Aftermath
Now
that the Republican Party has proven just how venial and bankrupt it is during
the sham impeachment trial, I think we should start making an early list of
what to do next. For now, the list
doesn’t need to be exhaustive as much as it needs to be prioritized – what do
we have to do first. The most important
problem we face is how to make voting a meaningful and democratic activity
again, one that creates a government which is representative of the people and
is more immune to the kind of minority power grab now underway, at both the
federal and state level. What
Republicans have made clear is that they cannot be trusted to participate in a
fair and democratic society, but the current voting system makes it almost
impossible to relegate them to irrelevance they so richly deserve.
There
are two main problems with the way we hold elections, and they reinforce one
another. The first is that we’re locked
into a two-party system. The second is
that we have structured our elections so that territory is more important than
people. These may seem unconnected, but
the modern Republican Party has fused them into a minority stranglehold over
what used to be a functioning, if elitist and oligarchical, democracy. Addressing only one of these issues will not
fix the rot at the heart of our electoral futility.
The
two-party system has ossified into something it never used to be. Each party used to have a continuum of voters
that somewhat overlapped with each other.
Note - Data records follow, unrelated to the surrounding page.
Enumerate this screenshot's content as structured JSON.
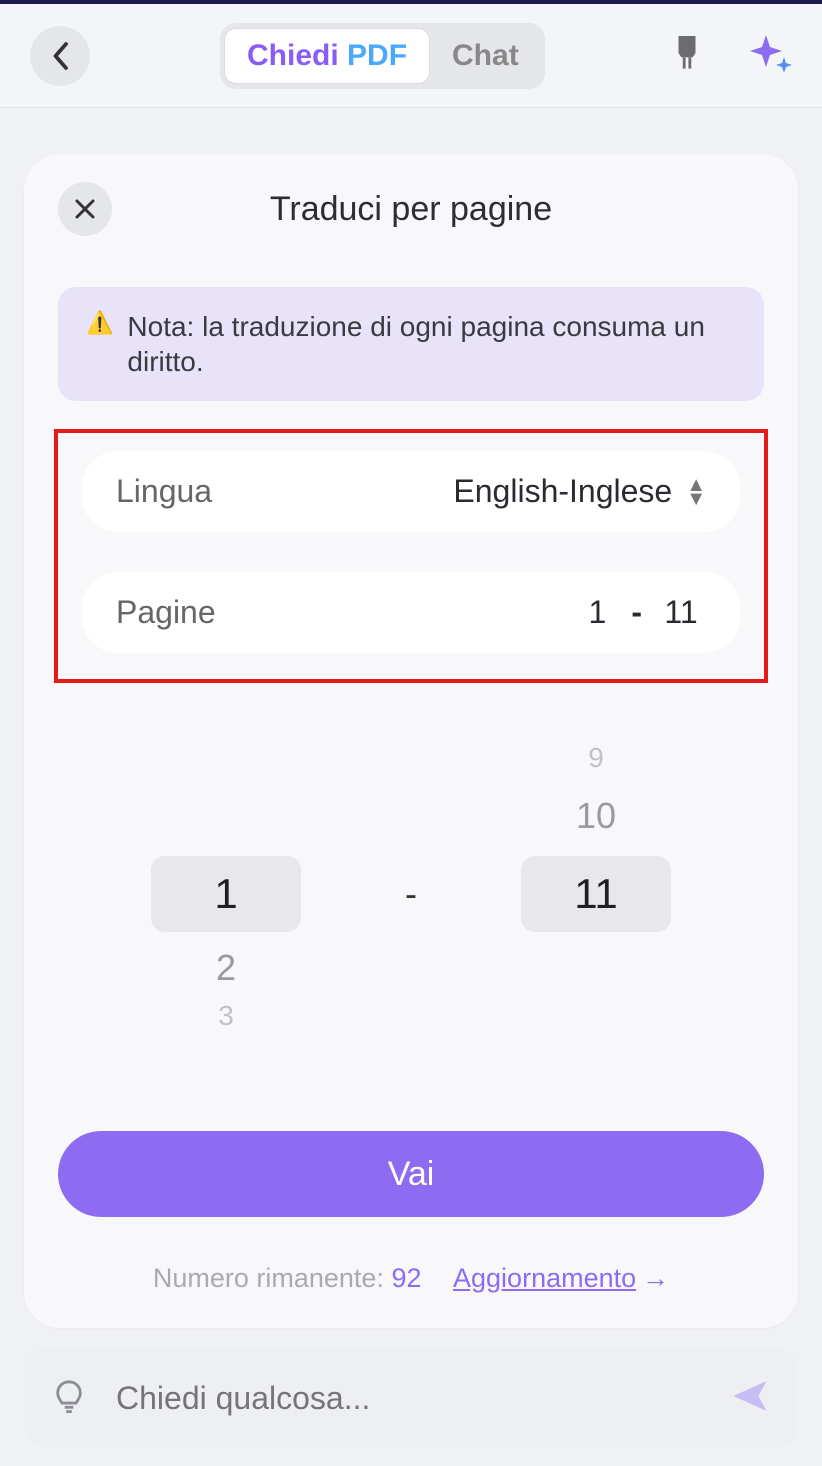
{
  "header": {
    "tabs": {
      "active_ask": "Chiedi",
      "active_pdf": "PDF",
      "chat": "Chat"
    }
  },
  "modal": {
    "title": "Traduci per pagine",
    "note": "Nota: la traduzione di ogni pagina consuma un diritto.",
    "lang_label": "Lingua",
    "lang_value": "English-Inglese",
    "pages_label": "Pagine",
    "pages_from": "1",
    "pages_dash": "-",
    "pages_to": "11",
    "picker_left_sel": "1",
    "picker_left_below1": "2",
    "picker_left_below2": "3",
    "picker_right_sel": "11",
    "picker_right_above1": "10",
    "picker_right_above2": "9",
    "picker_dash": "-",
    "go": "Vai",
    "remaining_label": "Numero rimanente: ",
    "remaining_count": "92",
    "upgrade": "Aggiornamento",
    "upgrade_arrow": "→"
  },
  "askbar": {
    "placeholder": "Chiedi qualcosa..."
  }
}
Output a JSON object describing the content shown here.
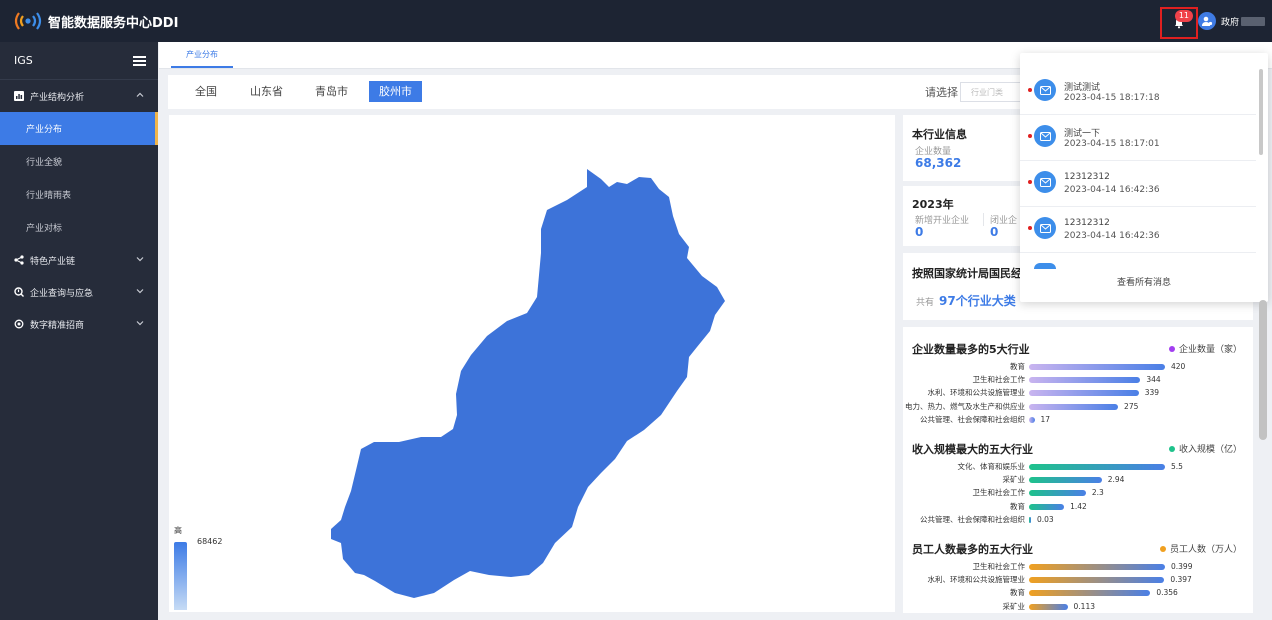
{
  "app": {
    "title": "智能数据服务中心DDI"
  },
  "header": {
    "badge_count": "11",
    "user_name": "政府"
  },
  "sidebar": {
    "title": "IGS",
    "groups": [
      {
        "label": "产业结构分析",
        "items": [
          "产业分布",
          "行业全貌",
          "行业晴雨表",
          "产业对标"
        ]
      },
      {
        "label": "特色产业链"
      },
      {
        "label": "企业查询与应急"
      },
      {
        "label": "数字精准招商"
      }
    ]
  },
  "tabs": [
    "产业分布"
  ],
  "regions": [
    "全国",
    "山东省",
    "青岛市",
    "胶州市"
  ],
  "filter": {
    "label": "请选择",
    "placeholder": "行业门类"
  },
  "map": {
    "legend_high": "高",
    "legend_value": "68462",
    "fill_color": "#3d73d9"
  },
  "info": {
    "title": "本行业信息",
    "count_label": "企业数量",
    "count_value": "68,362"
  },
  "year_card": {
    "year": "2023年",
    "new_label": "新增开业企业",
    "new_value": "0",
    "closed_label": "闭业企",
    "closed_value": "0"
  },
  "stat_card": {
    "title": "按照国家统计局国民经",
    "prefix": "共有",
    "value": "97个行业大类"
  },
  "rankings": [
    {
      "title": "企业数量最多的5大行业",
      "legend": "企业数量（家）",
      "color": "#a23ef0",
      "max": 420,
      "bar_colors": [
        "#c9b4ef",
        "#4a7fe6"
      ],
      "rows": [
        {
          "label": "教育",
          "value": 420
        },
        {
          "label": "卫生和社会工作",
          "value": 344
        },
        {
          "label": "水利、环境和公共设施管理业",
          "value": 339
        },
        {
          "label": "电力、热力、燃气及水生产和供应业",
          "value": 275
        },
        {
          "label": "公共管理、社会保障和社会组织",
          "value": 17
        }
      ]
    },
    {
      "title": "收入规模最大的五大行业",
      "legend": "收入规模（亿）",
      "color": "#1ec28b",
      "max": 5.5,
      "bar_colors": [
        "#1ec28b",
        "#4a7fe6"
      ],
      "rows": [
        {
          "label": "文化、体育和娱乐业",
          "value": 5.5
        },
        {
          "label": "采矿业",
          "value": 2.94
        },
        {
          "label": "卫生和社会工作",
          "value": 2.3
        },
        {
          "label": "教育",
          "value": 1.42
        },
        {
          "label": "公共管理、社会保障和社会组织",
          "value": 0.03
        }
      ]
    },
    {
      "title": "员工人数最多的五大行业",
      "legend": "员工人数（万人）",
      "color": "#f0a020",
      "max": 0.399,
      "bar_colors": [
        "#f0a020",
        "#4a7fe6"
      ],
      "rows": [
        {
          "label": "卫生和社会工作",
          "value": 0.399
        },
        {
          "label": "水利、环境和公共设施管理业",
          "value": 0.397
        },
        {
          "label": "教育",
          "value": 0.356
        },
        {
          "label": "采矿业",
          "value": 0.113
        }
      ]
    }
  ],
  "notifications": {
    "items": [
      {
        "title": "测试测试",
        "time": "2023-04-15 18:17:18"
      },
      {
        "title": "测试一下",
        "time": "2023-04-15 18:17:01"
      },
      {
        "title": "12312312",
        "time": "2023-04-14 16:42:36"
      },
      {
        "title": "12312312",
        "time": "2023-04-14 16:42:36"
      }
    ],
    "footer": "查看所有消息"
  }
}
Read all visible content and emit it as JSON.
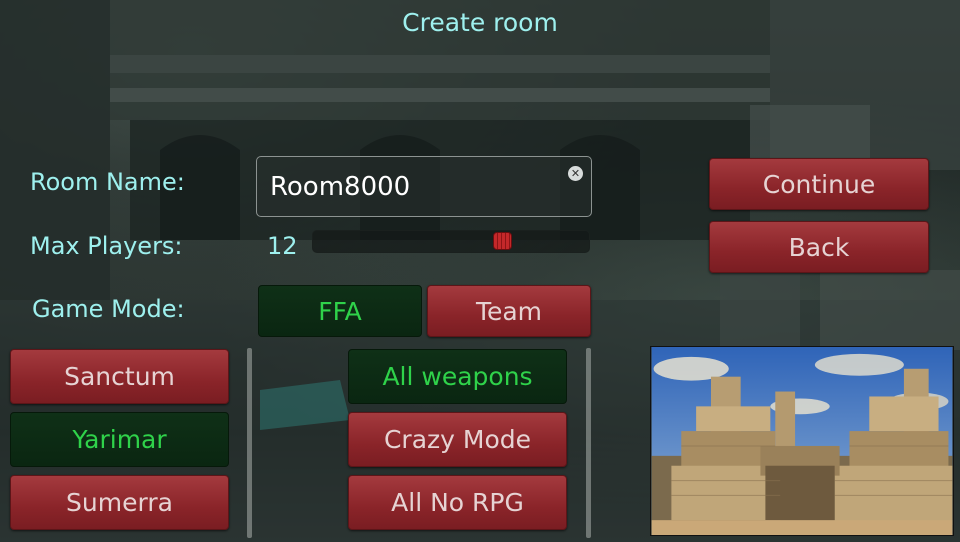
{
  "title": "Create room",
  "labels": {
    "room_name": "Room Name:",
    "max_players": "Max Players:",
    "game_mode": "Game Mode:"
  },
  "room_name_value": "Room8000",
  "max_players_value": "12",
  "max_players_slider_fraction": 0.7,
  "game_mode": {
    "options": [
      "FFA",
      "Team"
    ],
    "selected": "FFA"
  },
  "actions": {
    "continue": "Continue",
    "back": "Back"
  },
  "maps": {
    "items": [
      "Sanctum",
      "Yarimar",
      "Sumerra"
    ],
    "selected": "Yarimar"
  },
  "modes": {
    "items": [
      "All weapons",
      "Crazy Mode",
      "All No RPG"
    ],
    "selected": "All weapons"
  },
  "icons": {
    "clear": "clear-x-icon"
  },
  "colors": {
    "label_cyan": "#9ef0ee",
    "button_red": "#8a2429",
    "button_green_bg": "#0a2611",
    "button_green_text": "#2fd24a"
  }
}
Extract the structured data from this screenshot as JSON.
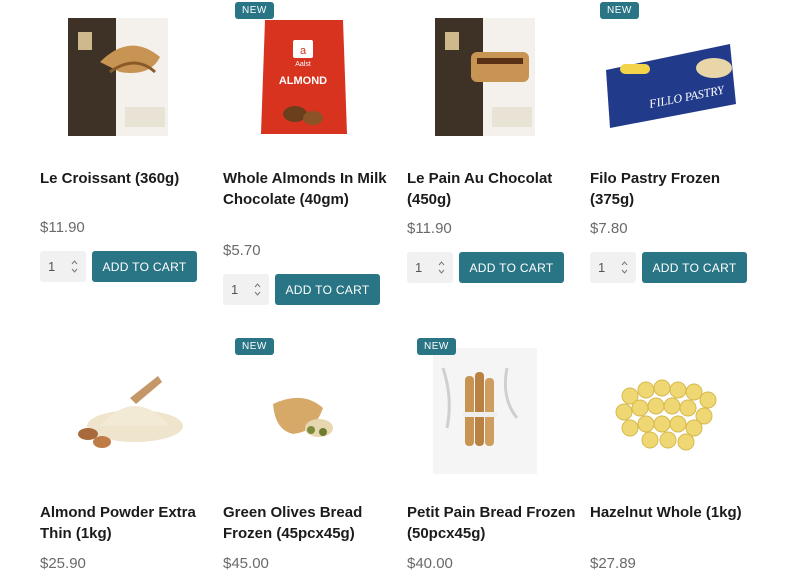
{
  "products": [
    {
      "title": "Le Croissant (360g)",
      "price": "$11.90",
      "badge": "",
      "qty": "1",
      "cart_label": "ADD TO CART"
    },
    {
      "title": "Whole Almonds In Milk Chocolate (40gm)",
      "price": "$5.70",
      "badge": "NEW",
      "qty": "1",
      "cart_label": "ADD TO CART",
      "pack_brand": "Aalst",
      "pack_label": "ALMOND"
    },
    {
      "title": "Le Pain Au Chocolat (450g)",
      "price": "$11.90",
      "badge": "",
      "qty": "1",
      "cart_label": "ADD TO CART"
    },
    {
      "title": "Filo Pastry Frozen (375g)",
      "price": "$7.80",
      "badge": "NEW",
      "qty": "1",
      "cart_label": "ADD TO CART",
      "pack_label": "FILLO PASTRY"
    },
    {
      "title": "Almond Powder Extra Thin (1kg)",
      "price": "$25.90",
      "badge": ""
    },
    {
      "title": "Green Olives Bread Frozen (45pcx45g)",
      "price": "$45.00",
      "badge": "NEW"
    },
    {
      "title": "Petit Pain Bread Frozen (50pcx45g)",
      "price": "$40.00",
      "badge": "NEW"
    },
    {
      "title": "Hazelnut Whole (1kg)",
      "price": "$27.89",
      "badge": ""
    }
  ],
  "colors": {
    "accent": "#2a7585",
    "qty_bg": "#f1f1f1",
    "price": "#6a6a6a"
  }
}
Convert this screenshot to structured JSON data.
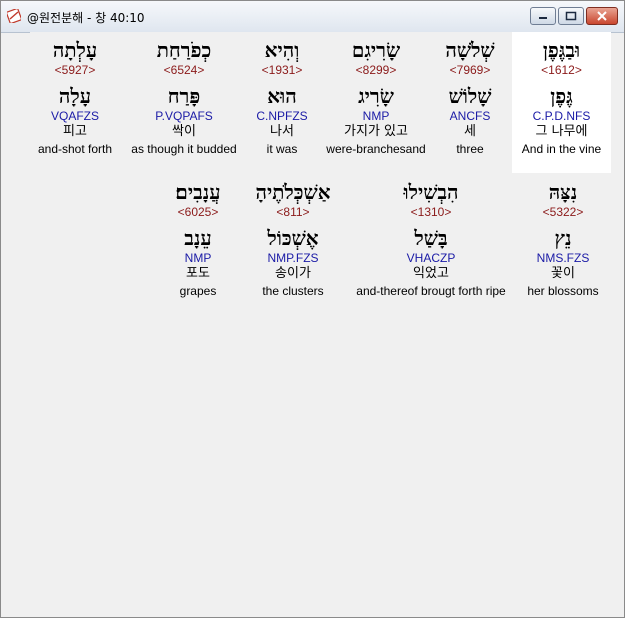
{
  "window": {
    "title": "@원전분해 - 창 40:10",
    "icon": "app-logo-icon"
  },
  "rows": [
    [
      {
        "hebrew": "וּבַגֶּפֶן",
        "strong": "<1612>",
        "root": "גֶּפֶן",
        "parse": "C.P.D.NFS",
        "korean": "그 나무에",
        "english": "And in the vine",
        "selected": true
      },
      {
        "hebrew": "שְׁלֹשָׁה",
        "strong": "<7969>",
        "root": "שָׁלוֹשׁ",
        "parse": "ANCFS",
        "korean": "세",
        "english": "three",
        "selected": false
      },
      {
        "hebrew": "שָׂרִיגִם",
        "strong": "<8299>",
        "root": "שָׂרִיג",
        "parse": "NMP",
        "korean": "가지가 있고",
        "english": "were-branchesand",
        "selected": false
      },
      {
        "hebrew": "וְהִיא",
        "strong": "<1931>",
        "root": "הוּא",
        "parse": "C.NPFZS",
        "korean": "나서",
        "english": "it was",
        "selected": false
      },
      {
        "hebrew": "כְפֹרַחַת",
        "strong": "<6524>",
        "root": "פָּרַח",
        "parse": "P.VQPAFS",
        "korean": "싹이",
        "english": "as though it budded",
        "selected": false
      },
      {
        "hebrew": "עָלְתָה",
        "strong": "<5927>",
        "root": "עָלָה",
        "parse": "VQAFZS",
        "korean": "피고",
        "english": "and-shot forth",
        "selected": false
      }
    ],
    [
      {
        "hebrew": "נִצָּהּ",
        "strong": "<5322>",
        "root": "נֵץ",
        "parse": "NMS.FZS",
        "korean": "꽃이",
        "english": "her blossoms",
        "selected": false
      },
      {
        "hebrew": "הִבְשִׁילוּ",
        "strong": "<1310>",
        "root": "בָּשַׁל",
        "parse": "VHACZP",
        "korean": "익었고",
        "english": "and-thereof brougt forth ripe",
        "selected": false
      },
      {
        "hebrew": "אַשְׁכְּלֹתֶיהָ",
        "strong": "<811>",
        "root": "אֶשְׁכּוֹל",
        "parse": "NMP.FZS",
        "korean": "송이가",
        "english": "the clusters",
        "selected": false
      },
      {
        "hebrew": "עֲנָבִים׃",
        "strong": "<6025>",
        "root": "עֵנָב",
        "parse": "NMP",
        "korean": "포도",
        "english": "grapes",
        "selected": false
      }
    ]
  ]
}
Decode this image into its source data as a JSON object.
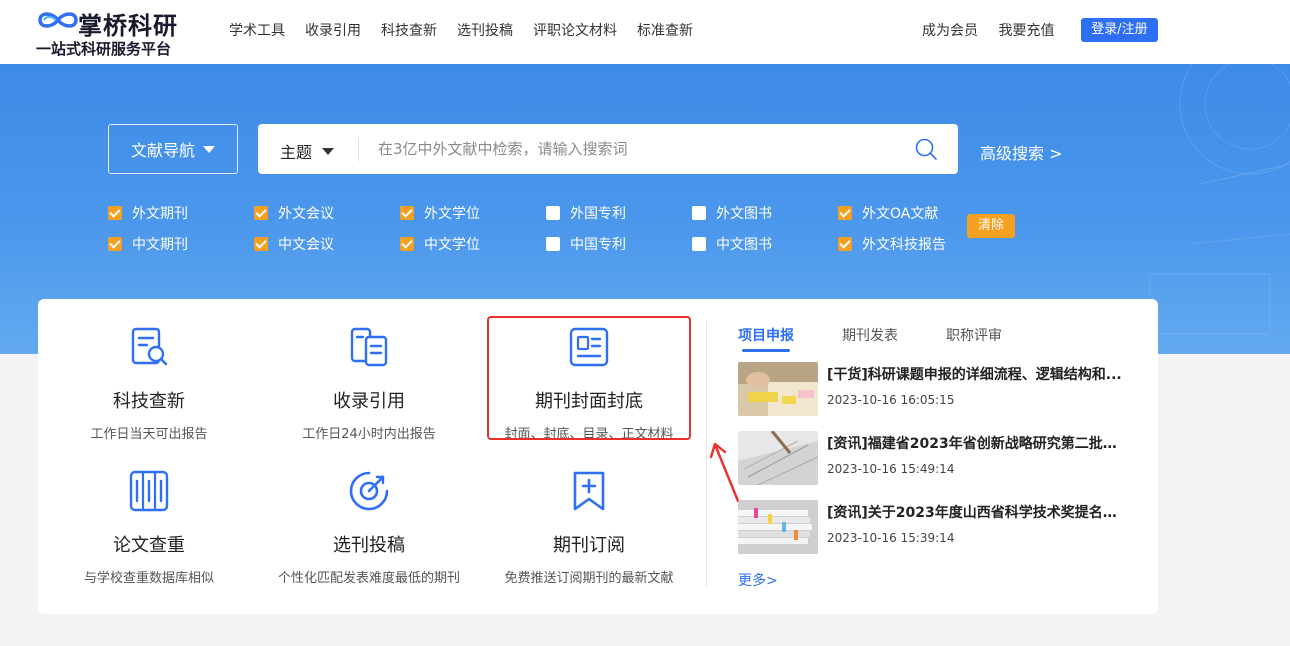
{
  "header": {
    "logo_title": "掌桥科研",
    "logo_subtitle": "一站式科研服务平台",
    "nav": [
      "学术工具",
      "收录引用",
      "科技查新",
      "选刊投稿",
      "评职论文材料",
      "标准查新"
    ],
    "become_member": "成为会员",
    "recharge": "我要充值",
    "login": "登录/注册"
  },
  "search": {
    "doc_nav": "文献导航",
    "topic": "主题",
    "placeholder": "在3亿中外文献中检索，请输入搜索词",
    "advanced": "高级搜索  >"
  },
  "filters": {
    "row1": [
      {
        "label": "外文期刊",
        "checked": true
      },
      {
        "label": "外文会议",
        "checked": true
      },
      {
        "label": "外文学位",
        "checked": true
      },
      {
        "label": "外国专利",
        "checked": false
      },
      {
        "label": "外文图书",
        "checked": false
      },
      {
        "label": "外文OA文献",
        "checked": true
      }
    ],
    "row2": [
      {
        "label": "中文期刊",
        "checked": true
      },
      {
        "label": "中文会议",
        "checked": true
      },
      {
        "label": "中文学位",
        "checked": true
      },
      {
        "label": "中国专利",
        "checked": false
      },
      {
        "label": "中文图书",
        "checked": false
      },
      {
        "label": "外文科技报告",
        "checked": true
      }
    ],
    "clear": "清除"
  },
  "services": [
    {
      "title": "科技查新",
      "desc": "工作日当天可出报告",
      "icon": "search-report-icon"
    },
    {
      "title": "收录引用",
      "desc": "工作日24小时内出报告",
      "icon": "documents-icon"
    },
    {
      "title": "期刊封面封底",
      "desc": "封面、封底、目录、正文材料",
      "icon": "journal-cover-icon"
    },
    {
      "title": "论文查重",
      "desc": "与学校查重数据库相似",
      "icon": "columns-icon"
    },
    {
      "title": "选刊投稿",
      "desc": "个性化匹配发表难度最低的期刊",
      "icon": "target-icon"
    },
    {
      "title": "期刊订阅",
      "desc": "免费推送订阅期刊的最新文献",
      "icon": "bookmark-icon"
    }
  ],
  "news": {
    "tabs": [
      "项目申报",
      "期刊发表",
      "职称评审"
    ],
    "items": [
      {
        "title": "[干货]科研课题申报的详细流程、逻辑结构和...",
        "date": "2023-10-16 16:05:15"
      },
      {
        "title": "[资讯]福建省2023年省创新战略研究第二批定...",
        "date": "2023-10-16 15:49:14"
      },
      {
        "title": "[资讯]关于2023年度山西省科学技术奖提名工...",
        "date": "2023-10-16 15:39:14"
      }
    ],
    "more": "更多>"
  },
  "colors": {
    "brand_blue": "#2f6ff5",
    "hero_blue": "#3d8be8",
    "checkbox_orange": "#f5a021",
    "highlight_red": "#e8312a"
  }
}
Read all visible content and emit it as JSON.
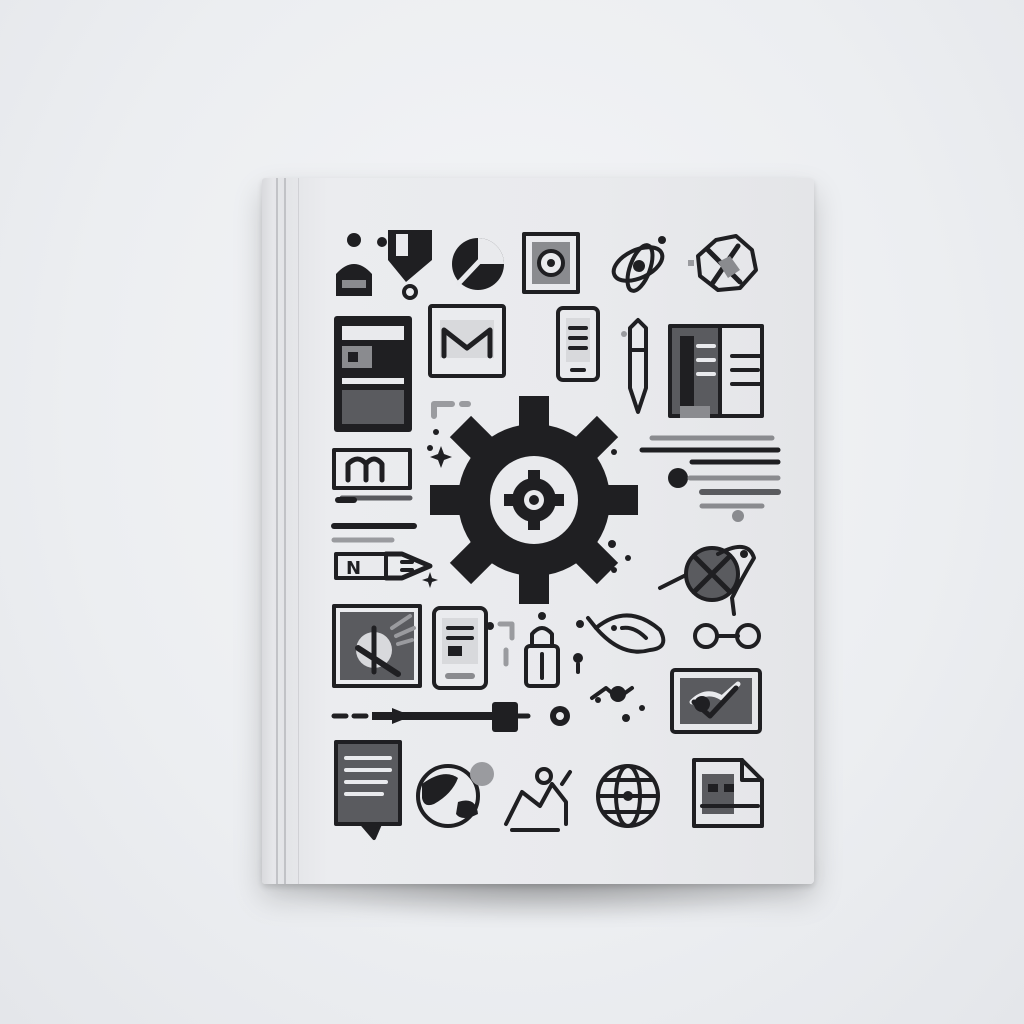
{
  "scene": {
    "background_color": "#eceef1",
    "book_color": "#e9eaed",
    "ink_dark": "#1f1f22",
    "ink_mid": "#5a5b5f",
    "ink_light": "#9a9b9f"
  },
  "cover": {
    "glyph_letter_n": "N",
    "icons": [
      "person-icon",
      "printer-icon",
      "pie-chart-icon",
      "photo-frame-icon",
      "atom-icon",
      "flower-icon",
      "browser-window-icon",
      "envelope-icon",
      "phone-icon",
      "pencil-icon",
      "open-book-icon",
      "gear-icon",
      "text-lines-icon",
      "magnet-icon",
      "pen-icon",
      "target-icon",
      "tablet-icon",
      "lock-icon",
      "fish-icon",
      "network-icon",
      "slider-icon",
      "video-icon",
      "document-icon",
      "globe-icon",
      "drawing-icon",
      "file-icon"
    ]
  }
}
In other words, ‘moderates’ could be found in both parties that had more
in common with each other than they did with the more extreme members of their
own party. That simply doesn’t exist
anymore. There may still be a few
moderate Democrats, but there is no corresponding moderate wing of the
Republican Party for them to work with.
Increasingly, the two-party system has come to represent two different
nations who have little in common with each other. The Republican response to the House Managers
in the Impeachment Trial is basically that Democrats are bad people who lie and
hate America. To talk of bipartisanship
in our government is like retelling some Homeric epic of a bygone era. It doesn’t, can’t and won’t happen.
Political
representation depends on people feeling that their vote matters. In a two-party system it gets harder and
harder to see how that is true. Most
people who vote want change, but that change never comes to their lives. The people that voted for Obama and then
voted for Trump were frustrated more than they were political or
ideological. When AOC said that in most
countries she and Biden wouldn’t be in the same party, she was telling the
truth. In most advanced democracies a
multi-party system allows people to leverage their vote to create a consensus
around how to govern. Our parties are
increasingly a test of loyalty that squeezes out the legitimate concerns of
minority viewpoints.
The
problem we have in moving to a multi-party system is that so much of how we
structure elections is based on where people live. I live in a Congressional district that
elects on representative. This zero-sum
arrangement makes the two-party system impossible to defeat. If each state has so many representatives
based on their population, shouldn’t that whole population pick their
representatives instead of having them divided up by gerrymandered
districts. If Michigan has 10
representatives, then let the population vote for a range of parties to pick
those representatives. If the Green
party gets 20% of the vote, that party picks two representatives, and they then
have the leverage to form a block of representatives to move legislation
through the congress instead of being locked in a voting minority of a larger
democratic party apparatus. It is time
to give the power back to small groups of people and take it out of the hands
of corrupt party operatives.
From
there we could move to deciding the presidency and the senate in the same
manner. We will not get relief from the
shameful spectacle that Trump and his allies are manufacturing without changing
the way we elect our politicians. Like
so many things in this formalistic democracy, the two-party system has outlived
its democratic function. My hope is that
this would lead to a more regional governmental sensitivity, making us like the
EU on steroids. We should have the same
laws and freedoms, but we don’t need to be exactly the same all the time. Remember this when you watch – actually I
can’t recommend that you watch – the absurdist drama in the Senate.